Residents in the state of Washington are set to become the first in US to be permitted to be disposed of by so-called “human composting”, a process that rapidly transforms remains into soil and is considered less harmful to be environment than burial or cremation.
Members of the state legislature voted to pass bill SB500l, a measure that would legalize the use of both alkaline hydrolysis and natural organic reduction for human bodies.
The move comes amid growing interest in alternative ways of disposing of human bodies. Supporters of the bill have said they like the idea of their remains being recycled and helping nourish plants or trees.
If Gov. Jay Inslee signs Senate Bill 5001 into law, it will take effect May 1, 2020.
Right now, if a person dies in Washington, the body can only be cremated or buried, according to the bill’s sponsor, state Sen. Jamie Pedersen. The bill gives people a third option for disposing of human remains: re-composition.
The process of re-composition essentially turns dead bodies into soil, a practice colloquially known as “human composting.” According to the bill’s language, this is the practice of “contained, accelerated conversion of human remains to soil.”
The bill now only needs to be signed to law by Washington’s governor, Democrat Jay Inslee, who is currently seeking the party’s 2020 presidential nomination on a platform that seeks to safeguard the environment.
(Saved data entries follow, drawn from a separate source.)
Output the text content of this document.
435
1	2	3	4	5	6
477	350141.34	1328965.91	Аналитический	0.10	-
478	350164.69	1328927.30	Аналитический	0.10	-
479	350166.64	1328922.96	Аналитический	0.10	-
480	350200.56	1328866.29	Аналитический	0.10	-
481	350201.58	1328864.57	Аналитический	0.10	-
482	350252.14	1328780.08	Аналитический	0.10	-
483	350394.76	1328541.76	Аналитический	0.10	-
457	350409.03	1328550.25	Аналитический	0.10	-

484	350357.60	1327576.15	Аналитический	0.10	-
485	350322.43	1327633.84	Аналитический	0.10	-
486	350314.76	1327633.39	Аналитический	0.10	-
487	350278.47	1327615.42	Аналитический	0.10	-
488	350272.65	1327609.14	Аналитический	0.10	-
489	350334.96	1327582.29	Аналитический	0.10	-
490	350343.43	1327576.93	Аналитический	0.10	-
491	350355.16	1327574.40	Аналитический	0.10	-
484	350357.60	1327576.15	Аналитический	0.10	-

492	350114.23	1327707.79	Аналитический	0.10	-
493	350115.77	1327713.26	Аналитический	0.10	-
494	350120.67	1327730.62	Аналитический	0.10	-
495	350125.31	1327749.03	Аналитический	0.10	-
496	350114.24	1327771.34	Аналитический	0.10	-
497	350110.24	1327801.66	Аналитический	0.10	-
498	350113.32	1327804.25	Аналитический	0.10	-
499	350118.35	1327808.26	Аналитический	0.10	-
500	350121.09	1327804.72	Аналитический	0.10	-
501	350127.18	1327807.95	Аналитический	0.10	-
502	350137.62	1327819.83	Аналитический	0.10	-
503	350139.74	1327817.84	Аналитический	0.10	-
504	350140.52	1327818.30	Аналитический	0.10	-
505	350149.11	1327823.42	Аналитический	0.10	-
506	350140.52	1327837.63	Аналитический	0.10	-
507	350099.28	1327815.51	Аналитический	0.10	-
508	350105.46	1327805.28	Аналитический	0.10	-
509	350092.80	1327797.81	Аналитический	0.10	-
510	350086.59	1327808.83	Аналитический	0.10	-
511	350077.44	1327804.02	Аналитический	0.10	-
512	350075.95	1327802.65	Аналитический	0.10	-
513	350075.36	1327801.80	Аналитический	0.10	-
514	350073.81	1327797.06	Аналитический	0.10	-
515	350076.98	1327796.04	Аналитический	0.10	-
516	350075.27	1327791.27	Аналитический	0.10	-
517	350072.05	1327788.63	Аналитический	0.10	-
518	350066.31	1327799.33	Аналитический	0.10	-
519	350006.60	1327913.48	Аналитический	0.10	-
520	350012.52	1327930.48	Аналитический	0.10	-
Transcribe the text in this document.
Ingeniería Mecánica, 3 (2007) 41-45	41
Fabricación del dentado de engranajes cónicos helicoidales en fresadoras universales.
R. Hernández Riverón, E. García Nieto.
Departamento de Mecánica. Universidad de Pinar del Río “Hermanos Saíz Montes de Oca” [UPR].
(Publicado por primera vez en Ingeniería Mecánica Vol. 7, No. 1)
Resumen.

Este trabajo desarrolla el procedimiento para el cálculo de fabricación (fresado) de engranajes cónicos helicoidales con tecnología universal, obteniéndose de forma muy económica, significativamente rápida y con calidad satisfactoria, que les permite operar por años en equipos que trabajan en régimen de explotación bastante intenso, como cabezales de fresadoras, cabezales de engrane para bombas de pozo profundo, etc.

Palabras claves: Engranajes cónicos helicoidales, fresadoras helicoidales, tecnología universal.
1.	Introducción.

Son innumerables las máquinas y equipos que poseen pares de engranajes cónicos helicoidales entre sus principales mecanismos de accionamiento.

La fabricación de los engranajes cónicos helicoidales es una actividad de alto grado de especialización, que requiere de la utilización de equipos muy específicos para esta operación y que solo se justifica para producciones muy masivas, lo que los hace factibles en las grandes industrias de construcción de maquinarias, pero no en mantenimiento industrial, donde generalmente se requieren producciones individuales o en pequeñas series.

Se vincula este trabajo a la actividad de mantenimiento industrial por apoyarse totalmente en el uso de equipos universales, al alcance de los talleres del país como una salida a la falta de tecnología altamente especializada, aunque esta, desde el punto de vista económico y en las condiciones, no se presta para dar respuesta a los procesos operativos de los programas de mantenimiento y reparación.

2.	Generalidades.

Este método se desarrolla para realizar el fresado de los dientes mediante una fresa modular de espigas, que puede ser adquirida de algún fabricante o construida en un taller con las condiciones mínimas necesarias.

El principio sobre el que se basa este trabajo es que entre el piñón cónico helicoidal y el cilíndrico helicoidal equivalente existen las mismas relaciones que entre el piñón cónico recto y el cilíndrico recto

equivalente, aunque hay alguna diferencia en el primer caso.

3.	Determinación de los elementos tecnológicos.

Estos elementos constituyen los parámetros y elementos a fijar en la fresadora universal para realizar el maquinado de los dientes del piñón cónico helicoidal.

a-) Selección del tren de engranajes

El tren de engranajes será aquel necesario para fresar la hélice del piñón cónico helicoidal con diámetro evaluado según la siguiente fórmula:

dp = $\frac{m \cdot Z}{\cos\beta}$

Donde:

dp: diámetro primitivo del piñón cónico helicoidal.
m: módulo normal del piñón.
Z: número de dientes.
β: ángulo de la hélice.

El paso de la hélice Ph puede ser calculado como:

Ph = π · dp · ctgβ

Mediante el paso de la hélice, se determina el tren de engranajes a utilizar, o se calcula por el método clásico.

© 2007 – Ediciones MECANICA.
The move to legalise human composting and alkaline hydrolysis, a process sometimes referred to as water cremation, in which a body is broken down in water and lye and which is already permitted by 15 states, has been championed by state senator Jamie Pedersen.
“It’s about time we apply some technology, allow some technology, to be applied to this universal human experience both because we think that people should have the freedom to determine for themselves how they’d like their body to be disposed of and also because we have learned over time that there are some more environmentally friendly and safe ways of disposing of human remains,” Pedersen said in February.
Earlier this year, Mr Pedersen, the bill’s sponsor, told The Independent that the methods he was promoting could be $2,000 cheaper than a typical burial and less harmful to the environment.
“It’s amazing to me that in the year 2019, we still have only two ways of disposing of bodies, and those are ways we’ve used for centuries,” said Mr Pedersen, a Democrat whose district covers part of Seattle. “In all other ways, technology is changing everything.”
The effort has been partly driven by Katrina Spade, a Seattle-based designer and entrepreneur who is 2014, formed the so-called Urban Death Project, which allowed her to investigate the composting of human remains, while completing a master’s degree in architecture.
She liaised with researchers at Western Carolina and Washington State universities, most notably Lynne Carpenter-Boggs, professor of soil science at Washington State, to find the best way to break down human remains.
Katrina Spade is the CEO of the human composting company, Recompose, and told CNN affiliate KIRO-TV she is hoping her company can be one of the first to build a facility for the practice.
She explained to KIRO the complex process of turning a dead body into soil.
“(The) body is covered in natural materials, like straw or wood chips, and over the course of about three to seven weeks, thanks to microbial activity, it breaks down into soil,” she said.
While the dead body is being broken down, Spade said families of the deceased will be able to visit her facility and will ultimately receive the soil that remains of their loved. It is up to the family how they want to use that soil, Spade said.
“And if they don’t want that soil, we’ll partner with local conservation groups around the Puget Sound region so that that soil will be used to nourish the land here in the state,” she said.
The process was the focus of a new study at Washington State University, according to KIRO, in which six people donated their bodies for research.
“We proved recomposition was indeed safe and effective for humans as well,” Spade said.
The average burial, KIRO said, can cost between $8,000 and $25,000. Cremation can top $6,000. Spade said she hopes to charge about $5,500 for human composting.
One supporter for human composting, Leslie Christian, told KIRO it’s an attractive from an environmental perspective. She said she told her brother, who reportedly said, “Oh great, you can plant tomatoes in me.”
“We’ve done it,” Ms Spade, said in an email to supporters last Friday, after legislators in the upper chamber of the state legislature in Olympia passed a measure that had previously been approved by the lower chamber.
Ms Spade, CEO of a Recompose, a company that wants to offer composting, added: “Natural organic reduction is defined as the “contained, accelerated conversion of human remains into soil”.